On Friday, November 4, I asked a group of transportation experts what solutions they would propose to eliminate the need for “By Here Pay Here” used car dealerships. Here are some of the responses I received (in the order I received them.)
Joe Linton, Streetsblog Board Chair and CicLAvia consultant – I am not sure what kind of subsidies the Times is recommending. Many public subsidies to reduce the cost of owning a car are already in place: from free parking to subsidized gas to huge public investments in expensive car-centered infrastructure (and those are more direct subsidies – there are externalities like environmental and health care costs that are caused by and not paid for by the driving public.) No Los Angeles driver today ever pays the real cost of their driving. They’re already getting a bargain.
So… if we subsidize the cost of owning a car, then operating costs (gas prices, parking, insurance, etc.) go up, are we stuck subsidizing those too? It seems like plunging more fully onto an unhealthy treadmill that we’re already largely on.
Subsidizing car ownership will always be privileging a class of drivers over others. Assuming that we make a gigantic public investment in subsidizing car costs, and the price of buying a car becomes effectively zero. Then everyone who can drive will have a car, but we’ll still have youth, elderly, disabled folks who can’t drive.
I think that if we’re looking to subsidize transportation in ways that are good for low-income people, it’s better for the public to invest in a balanced system that gives people choices.Subsidizing transit, walking, and bicycling will yield mobility that’s affordable for all and accessible to all. If low-income people have many viable choices, then they are less at the mercy of loan-shark car dealerships.
On top of all this, I think that it’s important for prosecutors to track the practices of shady car dealerships that prey on low-income people. Where loan-sharks break the law, they should be brought to court and convicted and punished.

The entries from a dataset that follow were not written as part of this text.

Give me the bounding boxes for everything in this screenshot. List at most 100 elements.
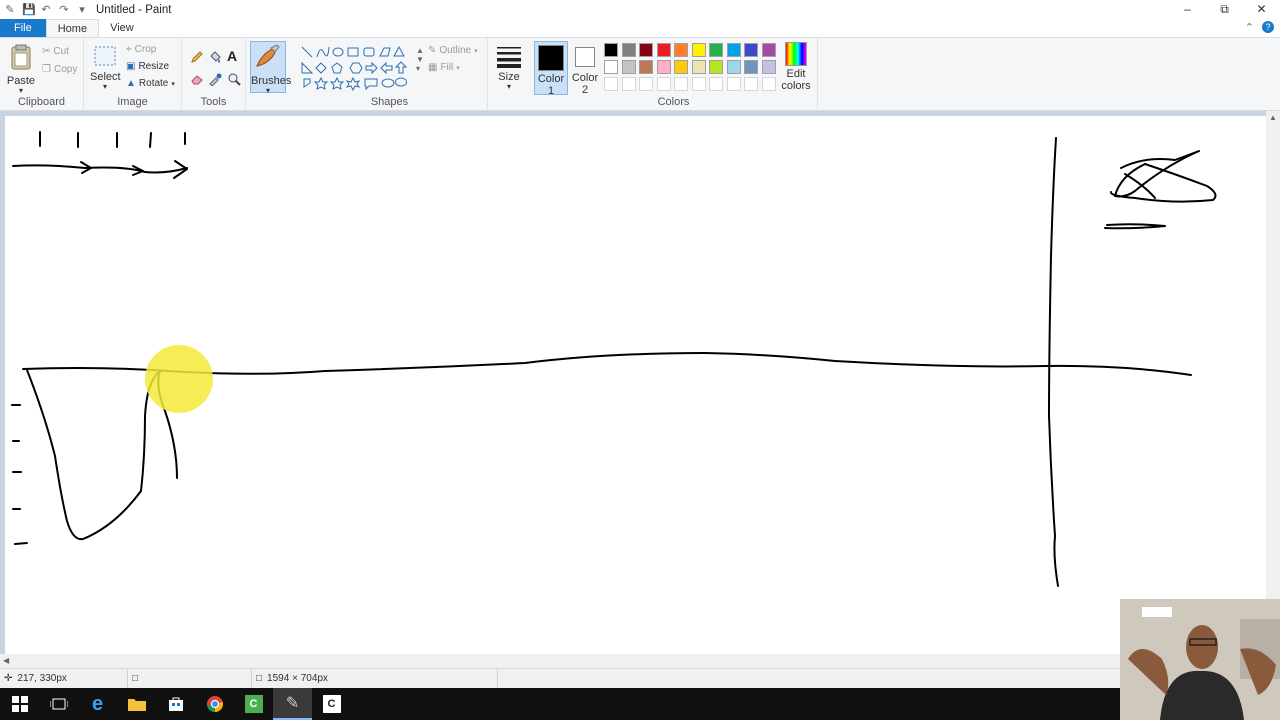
tab-view[interactable]: View bbox=[99, 19, 145, 37]
palette-swatch[interactable] bbox=[674, 60, 688, 74]
custom-color-slot[interactable] bbox=[674, 77, 688, 91]
text-tool-icon[interactable]: A bbox=[227, 48, 237, 64]
folder-icon bbox=[127, 699, 146, 711]
horizontal-scrollbar[interactable]: ◀ bbox=[0, 654, 1266, 668]
task-view-button[interactable] bbox=[39, 688, 78, 720]
paint-taskbar-button[interactable]: ✎ bbox=[273, 688, 312, 720]
scroll-up-icon[interactable]: ▲ bbox=[1269, 113, 1277, 122]
webcam-person bbox=[1120, 599, 1280, 720]
eraser-icon[interactable] bbox=[190, 72, 204, 86]
stroke-scribble bbox=[1110, 150, 1217, 203]
start-button[interactable] bbox=[0, 688, 39, 720]
vertical-scrollbar[interactable]: ▲ bbox=[1266, 111, 1280, 654]
shapes-scroll-icon[interactable]: ▲ ▼ ▾ bbox=[416, 46, 424, 73]
palette-swatch[interactable] bbox=[639, 60, 653, 74]
minimize-button[interactable]: – bbox=[1169, 0, 1206, 19]
fill-icon: ▦ bbox=[428, 62, 438, 73]
minimize-ribbon-icon[interactable]: ⌃ bbox=[1245, 21, 1254, 34]
restore-button[interactable]: ⧉ bbox=[1206, 0, 1243, 19]
store-taskbar-button[interactable] bbox=[156, 688, 195, 720]
custom-color-slot[interactable] bbox=[726, 77, 741, 91]
edit-colors-button[interactable]: Edit colors bbox=[778, 42, 814, 92]
custom-color-slot[interactable] bbox=[656, 77, 671, 91]
custom-color-slot[interactable] bbox=[639, 77, 653, 91]
resize-icon: ▣ bbox=[126, 61, 136, 72]
palette-swatch[interactable] bbox=[744, 43, 758, 57]
edge-taskbar-button[interactable]: e bbox=[78, 688, 117, 720]
palette-swatch[interactable] bbox=[604, 60, 618, 74]
cursor-position: ✛ 217, 330px bbox=[0, 668, 128, 689]
palette-swatch[interactable] bbox=[726, 43, 741, 57]
brushes-button[interactable]: Brushes ▾ bbox=[250, 41, 291, 95]
palette-swatch[interactable] bbox=[761, 60, 776, 74]
tab-home[interactable]: Home bbox=[45, 19, 100, 37]
custom-color-slot[interactable] bbox=[621, 77, 636, 91]
custom-color-slot[interactable] bbox=[604, 77, 618, 91]
undo-icon[interactable]: ↶ bbox=[40, 4, 52, 16]
rectangle-shape-icon bbox=[347, 47, 359, 57]
taskbar: e C ✎ C bbox=[0, 688, 1280, 720]
close-button[interactable]: ✕ bbox=[1243, 0, 1280, 19]
palette-swatch[interactable] bbox=[621, 43, 636, 57]
rotate-dropdown-icon: ▾ bbox=[171, 80, 175, 88]
palette-swatch[interactable] bbox=[674, 43, 688, 57]
palette-swatch[interactable] bbox=[656, 60, 671, 74]
paint-palette-icon: ✎ bbox=[285, 695, 300, 712]
crop-label: Crop bbox=[134, 44, 157, 55]
right-triangle-shape-icon bbox=[301, 61, 314, 74]
shapes-gallery[interactable] bbox=[300, 45, 416, 91]
select-dropdown-icon[interactable]: ▾ bbox=[90, 83, 120, 91]
file-explorer-taskbar-button[interactable] bbox=[117, 688, 156, 720]
paste-button[interactable]: Paste ▾ bbox=[6, 44, 36, 95]
custom-color-slot[interactable] bbox=[744, 77, 758, 91]
palette-swatch[interactable] bbox=[726, 60, 741, 74]
custom-color-slot[interactable] bbox=[709, 77, 723, 91]
select-button[interactable]: Select ▾ bbox=[90, 44, 121, 91]
redo-icon[interactable]: ↷ bbox=[58, 4, 70, 16]
down-arrow-shape-icon bbox=[303, 78, 311, 88]
palette-swatch[interactable] bbox=[691, 60, 706, 74]
clipboard-group-label: Clipboard bbox=[17, 96, 66, 108]
palette-swatch[interactable] bbox=[656, 43, 671, 57]
palette-swatch[interactable] bbox=[691, 43, 706, 57]
status-bar: ✛ 217, 330px □ □ 1594 × 704px bbox=[0, 668, 1280, 689]
pencil-icon[interactable] bbox=[190, 50, 204, 64]
magnifier-icon[interactable] bbox=[227, 72, 241, 86]
paste-dropdown-icon[interactable]: ▾ bbox=[6, 87, 36, 95]
camtasia-taskbar-button[interactable]: C bbox=[234, 688, 273, 720]
select-rectangle-icon bbox=[94, 46, 116, 66]
paint-app-icon[interactable]: ✎ bbox=[4, 4, 16, 16]
camtasia-recorder-taskbar-button[interactable]: C bbox=[312, 688, 351, 720]
scroll-left-icon[interactable]: ◀ bbox=[3, 656, 9, 665]
palette-swatch[interactable] bbox=[621, 60, 636, 74]
fill-button[interactable]: ▦ Fill ▾ bbox=[428, 62, 460, 73]
color-picker-icon[interactable] bbox=[208, 72, 222, 86]
save-icon[interactable]: 💾 bbox=[22, 4, 36, 16]
quick-access-toolbar: ✎ 💾 ↶ ↷ ▾ bbox=[0, 4, 88, 16]
image-group-label: Image bbox=[117, 96, 148, 108]
crop-button[interactable]: ⌖ Crop bbox=[126, 44, 156, 55]
palette-swatch[interactable] bbox=[709, 60, 723, 74]
palette-swatch[interactable] bbox=[761, 43, 776, 57]
customize-quick-access-icon[interactable]: ▾ bbox=[76, 4, 88, 16]
palette-swatch[interactable] bbox=[639, 43, 653, 57]
chrome-taskbar-button[interactable] bbox=[195, 688, 234, 720]
triangle-shape-icon bbox=[393, 45, 405, 57]
palette-swatch[interactable] bbox=[709, 43, 723, 57]
custom-color-slot[interactable] bbox=[761, 77, 776, 91]
palette-swatch[interactable] bbox=[604, 43, 618, 57]
rotate-label: Rotate bbox=[138, 78, 169, 89]
tab-file[interactable]: File bbox=[0, 19, 46, 37]
five-point-star-shape-icon bbox=[329, 76, 345, 90]
custom-color-slot[interactable] bbox=[691, 77, 706, 91]
stroke-equals bbox=[1104, 223, 1166, 230]
size-button[interactable]: Size ▾ bbox=[494, 44, 524, 91]
palette-swatch[interactable] bbox=[744, 60, 758, 74]
copy-button[interactable]: ❐ Copy bbox=[42, 64, 77, 75]
help-icon[interactable]: ? bbox=[1262, 21, 1274, 33]
rotate-button[interactable]: ▲ Rotate ▾ bbox=[126, 78, 175, 89]
fill-bucket-icon[interactable] bbox=[208, 50, 222, 64]
resize-button[interactable]: ▣ Resize bbox=[126, 61, 169, 72]
cut-button[interactable]: ✂ Cut bbox=[42, 46, 69, 57]
outline-button[interactable]: ✎ Outline ▾ bbox=[428, 45, 478, 56]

Roadblock, Midnight Ridazz “organizer” and Neighborhood Council Member – I guess this won’t really help your article but I sent a letter to the Times asking to know which broken down underfunded city agency Ken Bensinger expects to absorb the increased cost of road maintenance and traffic gridlock when the surge of hundreds of thousands of (taxpayer subsidized) 4000lb pavement destroying machines hits the roads as a result of the proposed “cars for poor people” program?

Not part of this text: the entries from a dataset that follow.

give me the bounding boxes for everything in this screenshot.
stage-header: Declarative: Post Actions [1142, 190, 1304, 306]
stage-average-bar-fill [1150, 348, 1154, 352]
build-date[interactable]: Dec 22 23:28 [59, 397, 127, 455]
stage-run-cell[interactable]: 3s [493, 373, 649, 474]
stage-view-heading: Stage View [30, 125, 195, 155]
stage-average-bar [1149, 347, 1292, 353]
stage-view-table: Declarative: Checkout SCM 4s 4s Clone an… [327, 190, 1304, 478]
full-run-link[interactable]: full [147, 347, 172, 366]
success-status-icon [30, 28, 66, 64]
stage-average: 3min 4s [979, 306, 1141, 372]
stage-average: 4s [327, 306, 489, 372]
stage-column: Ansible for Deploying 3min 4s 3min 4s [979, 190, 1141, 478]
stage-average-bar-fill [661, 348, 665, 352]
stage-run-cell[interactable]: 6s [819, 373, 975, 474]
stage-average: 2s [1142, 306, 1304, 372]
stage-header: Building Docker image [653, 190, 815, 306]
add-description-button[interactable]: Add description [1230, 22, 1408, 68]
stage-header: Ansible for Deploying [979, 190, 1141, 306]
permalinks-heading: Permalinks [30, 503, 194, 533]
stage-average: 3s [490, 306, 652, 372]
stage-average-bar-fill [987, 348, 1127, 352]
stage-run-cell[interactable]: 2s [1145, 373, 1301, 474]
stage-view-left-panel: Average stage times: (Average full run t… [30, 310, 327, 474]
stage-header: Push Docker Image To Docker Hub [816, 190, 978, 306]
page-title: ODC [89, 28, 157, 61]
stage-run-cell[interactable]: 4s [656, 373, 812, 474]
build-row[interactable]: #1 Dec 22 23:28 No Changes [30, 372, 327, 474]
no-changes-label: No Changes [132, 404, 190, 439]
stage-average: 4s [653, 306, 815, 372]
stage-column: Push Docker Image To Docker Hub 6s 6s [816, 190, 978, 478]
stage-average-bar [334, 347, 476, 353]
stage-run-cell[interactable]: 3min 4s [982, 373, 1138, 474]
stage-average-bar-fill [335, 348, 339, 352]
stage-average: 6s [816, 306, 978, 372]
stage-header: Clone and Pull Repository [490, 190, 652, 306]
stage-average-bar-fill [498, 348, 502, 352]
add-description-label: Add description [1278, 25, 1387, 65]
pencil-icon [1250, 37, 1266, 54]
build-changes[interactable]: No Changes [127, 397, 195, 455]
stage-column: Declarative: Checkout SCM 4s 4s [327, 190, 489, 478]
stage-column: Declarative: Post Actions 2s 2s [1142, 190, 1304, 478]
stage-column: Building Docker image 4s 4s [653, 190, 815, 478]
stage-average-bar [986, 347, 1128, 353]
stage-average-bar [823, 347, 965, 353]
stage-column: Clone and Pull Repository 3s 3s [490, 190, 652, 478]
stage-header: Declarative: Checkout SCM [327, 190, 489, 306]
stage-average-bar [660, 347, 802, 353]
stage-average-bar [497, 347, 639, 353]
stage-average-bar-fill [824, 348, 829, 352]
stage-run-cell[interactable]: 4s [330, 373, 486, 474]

I suggested that Instead of proposing a program that destroys public infrastructure, it’s time to seek ways to reduce wear and tear on our roads and actually produces a better ROI since the gas supplies little to no funding for infrastructure in our cities.
My question is, considering the amount of destruction that a 20 ton bus can do to pavement and roads, the comparison in terms of passengers carried per driver and the cost of fuel, is there a comprehensive study of bus vs rail out there that can be referred to truly figure out which of the two solutions makes more sense when studying a transit corridor?
Allison Mannos, Former Director of LACBC’s City of Lights Campaign and staffer with LAANE – I would just say how important it is to increase bus headways in these low-income neighborhoods, especially the ones that connect them to job corridors, say, Wilshire.